2018-01-25
Preprocessing GLSL Shaders
Coal uses OpenGL (3.2 Core Profile or 2.1) for rendering. As such, it uses programmable shaders to do the heavy lifting, in a C-like language called GLSL.
It works well for me, especially since I'm not pushing the API to its limits (just look at the game's screenshots). One area that I wanted to fix was the inability to send important hard-coded constants from the game to the shaders. While GLSL allows for uniforms that you send to the shader (usually things like projection matrices that change every frame), arrays of uniforms must be at a fixed size at shader compile time. A common example is sending the transformation matrices of an animated model's bones to the vertex shader.
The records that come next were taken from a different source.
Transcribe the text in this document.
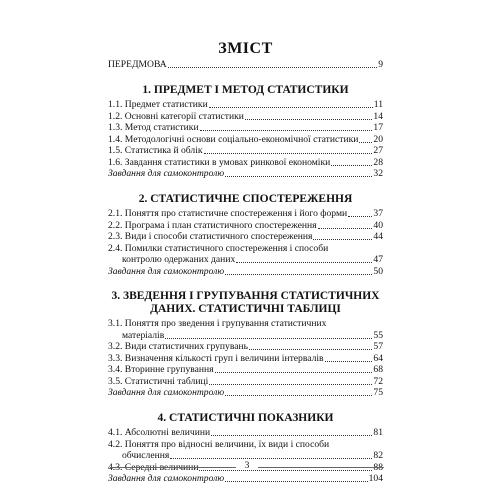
ЗМІСТ
ПЕРЕДМОВА	9
1. ПРЕДМЕТ І МЕТОД СТАТИСТИКИ
1.1. Предмет статистики	11
1.2. Основні категорії статистики	14
1.3. Метод статистики	17
1.4. Методологічні основи соціально-економічної статистики 20
1.5. Статистика й облік	27
1.6. Завдання статистики в умовах ринкової економіки	28
Завдання для самоконтролю	32
2. СТАТИСТИЧНЕ СПОСТЕРЕЖЕННЯ
2.1. Поняття про статистичне спостереження і його форми	37
2.2. Програма і план статистичного спостереження	40
2.3. Види і способи статистичного спостереження	44
2.4. Помилки статистичного спостереження і способи
контролю одержаних даних	47
Завдання для самоконтролю	50
3. ЗВЕДЕННЯ І ГРУПУВАННЯ СТАТИСТИЧНИХ
ДАНИХ. СТАТИСТИЧНІ ТАБЛИЦІ
3.1. Поняття про зведення і групування статистичних
матеріалів	55
3.2. Види статистичних групувань	57
3.3. Визначення кількості груп і величини інтервалів	64
3.4. Вторинне групування	68
3.5. Статистичні таблиці	72
Завдання для самоконтролю	75
4. СТАТИСТИЧНІ ПОКАЗНИКИ
4.1. Абсолютні величини	81
4.2. Поняття про відносні величини, їх види і способи
обчислення	82
4.3. Середні величини	88
Завдання для самоконтролю	104
3
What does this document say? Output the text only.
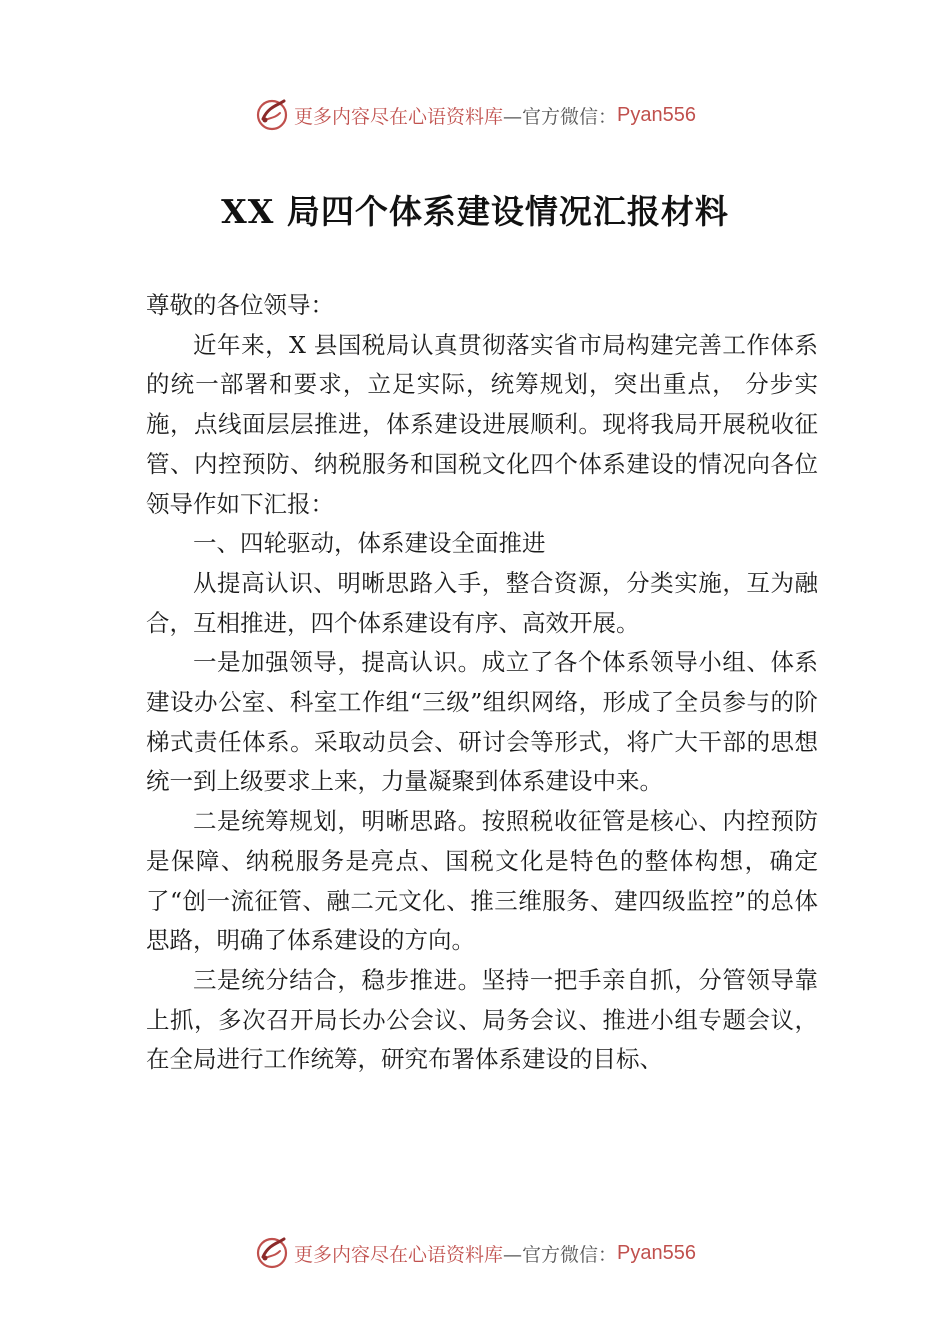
更多内容尽在心语资料库 —官方微信： Pyan556
XX 局四个体系建设情况汇报材料

尊敬的各位领导：

近年来，X 县国税局认真贯彻落实省市局构建完善工作体系的统一部署和要求，立足实际，统筹规划，突出重点， 分步实施，点线面层层推进，体系建设进展顺利。现将我局开展税收征管、内控预防、纳税服务和国税文化四个体系建设的情况向各位领导作如下汇报：

一、四轮驱动，体系建设全面推进

从提高认识、明晰思路入手，整合资源，分类实施，互为融合，互相推进，四个体系建设有序、高效开展。

一是加强领导，提高认识。成立了各个体系领导小组、体系建设办公室、科室工作组“三级”组织网络，形成了全员参与的阶梯式责任体系。采取动员会、研讨会等形式，将广大干部的思想统一到上级要求上来，力量凝聚到体系建设中来。

二是统筹规划，明晰思路。按照税收征管是核心、内控预防是保障、纳税服务是亮点、国税文化是特色的整体构想，确定了“创一流征管、融二元文化、推三维服务、建四级监控”的总体思路，明确了体系建设的方向。

三是统分结合，稳步推进。坚持一把手亲自抓，分管领导靠上抓，多次召开局长办公会议、局务会议、推进小组专题会议，在全局进行工作统筹，研究布署体系建设的目标、

更多内容尽在心语资料库 —官方微信： Pyan556
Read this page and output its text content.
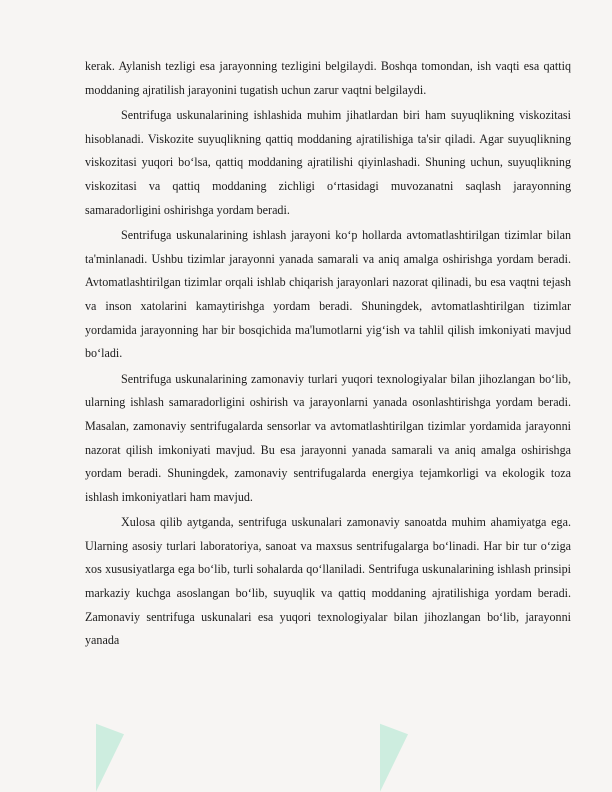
kerak. Aylanish tezligi esa jarayonning tezligini belgilaydi. Boshqa tomondan, ish vaqti esa qattiq moddaning ajratilish jarayonini tugatish uchun zarur vaqtni belgilaydi.

Sentrifuga uskunalarining ishlashida muhim jihatlardan biri ham suyuqlikning viskozitasi hisoblanadi. Viskozite suyuqlikning qattiq moddaning ajratilishiga ta'sir qiladi. Agar suyuqlikning viskozitasi yuqori bo‘lsa, qattiq moddaning ajratilishi qiyinlashadi. Shuning uchun, suyuqlikning viskozitasi va qattiq moddaning zichligi o‘rtasidagi muvozanatni saqlash jarayonning samaradorligini oshirishga yordam beradi.

Sentrifuga uskunalarining ishlash jarayoni ko‘p hollarda avtomatlashtirilgan tizimlar bilan ta'minlanadi. Ushbu tizimlar jarayonni yanada samarali va aniq amalga oshirishga yordam beradi. Avtomatlashtirilgan tizimlar orqali ishlab chiqarish jarayonlari nazorat qilinadi, bu esa vaqtni tejash va inson xatolarini kamaytirishga yordam beradi. Shuningdek, avtomatlashtirilgan tizimlar yordamida jarayonning har bir bosqichida ma'lumotlarni yig‘ish va tahlil qilish imkoniyati mavjud bo‘ladi.

Sentrifuga uskunalarining zamonaviy turlari yuqori texnologiyalar bilan jihozlangan bo‘lib, ularning ishlash samaradorligini oshirish va jarayonlarni yanada osonlashtirishga yordam beradi. Masalan, zamonaviy sentrifugalarda sensorlar va avtomatlashtirilgan tizimlar yordamida jarayonni nazorat qilish imkoniyati mavjud. Bu esa jarayonni yanada samarali va aniq amalga oshirishga yordam beradi. Shuningdek, zamonaviy sentrifugalarda energiya tejamkorligi va ekologik toza ishlash imkoniyatlari ham mavjud.

Xulosa qilib aytganda, sentrifuga uskunalari zamonaviy sanoatda muhim ahamiyatga ega. Ularning asosiy turlari laboratoriya, sanoat va maxsus sentrifugalarga bo‘linadi. Har bir tur o‘ziga xos xususiyatlarga ega bo‘lib, turli sohalarda qo‘llaniladi. Sentrifuga uskunalarining ishlash prinsipi markaziy kuchga asoslangan bo‘lib, suyuqlik va qattiq moddaning ajratilishiga yordam beradi. Zamonaviy sentrifuga uskunalari esa yuqori texnologiyalar bilan jihozlangan bo‘lib, jarayonni yanada
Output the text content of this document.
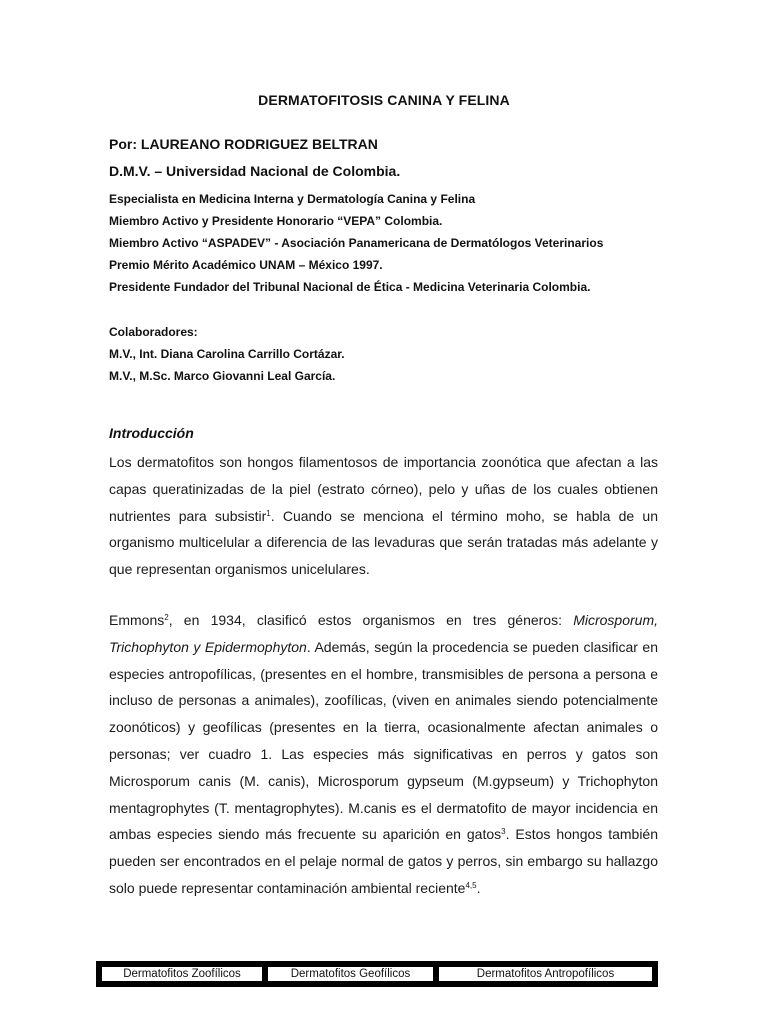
DERMATOFITOSIS CANINA Y FELINA
Por: LAUREANO RODRIGUEZ BELTRAN
D.M.V. – Universidad Nacional de Colombia.
Especialista en Medicina Interna y Dermatología Canina y Felina
Miembro Activo y Presidente Honorario “VEPA” Colombia.
Miembro Activo “ASPADEV” - Asociación Panamericana de Dermatólogos Veterinarios
Premio Mérito Académico UNAM – México 1997.
Presidente Fundador del Tribunal Nacional de Ética - Medicina Veterinaria Colombia.
Colaboradores:
M.V., Int. Diana Carolina Carrillo Cortázar.
M.V., M.Sc. Marco Giovanni Leal García.
Introducción

Los dermatofitos son hongos filamentosos de importancia zoonótica que afectan a las capas queratinizadas de la piel (estrato córneo), pelo y uñas de los cuales obtienen nutrientes para subsistir$^1$. Cuando se menciona el término moho, se habla de un organismo multicelular a diferencia de las levaduras que serán tratadas más adelante y que representan organismos unicelulares.

Emmons$^2$, en 1934, clasificó estos organismos en tres géneros: Microsporum, Trichophyton y Epidermophyton. Además, según la procedencia se pueden clasificar en especies antropofílicas, (presentes en el hombre, transmisibles de persona a persona e incluso de personas a animales), zoofílicas, (viven en animales siendo potencialmente zoonóticos) y geofílicas (presentes en la tierra, ocasionalmente afectan animales o personas; ver cuadro 1. Las especies más significativas en perros y gatos son Microsporum canis (M. canis), Microsporum gypseum (M.gypseum) y Trichophyton mentagrophytes (T. mentagrophytes). M.canis es el dermatofito de mayor incidencia en ambas especies siendo más frecuente su aparición en gatos$^3$. Estos hongos también pueden ser encontrados en el pelaje normal de gatos y perros, sin embargo su hallazgo solo puede representar contaminación ambiental reciente$^{4,5}$.

Dermatofitos Zoofílicos	Dermatofitos Geofílicos	Dermatofitos Antropofílicos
GLSL doesn't support dynamic arrays such as C++ vectors, so a straightforward way to pass a model's bones is to assume a maximum number of bones any model can have and set that as the size in the shader. I would then have to write the same max number somewhere in my game code, so I can do validation like asserting that a loaded model never exceeds the bone limit. Unfortunately, I also have to keep the limits in both the code and shaders in sync.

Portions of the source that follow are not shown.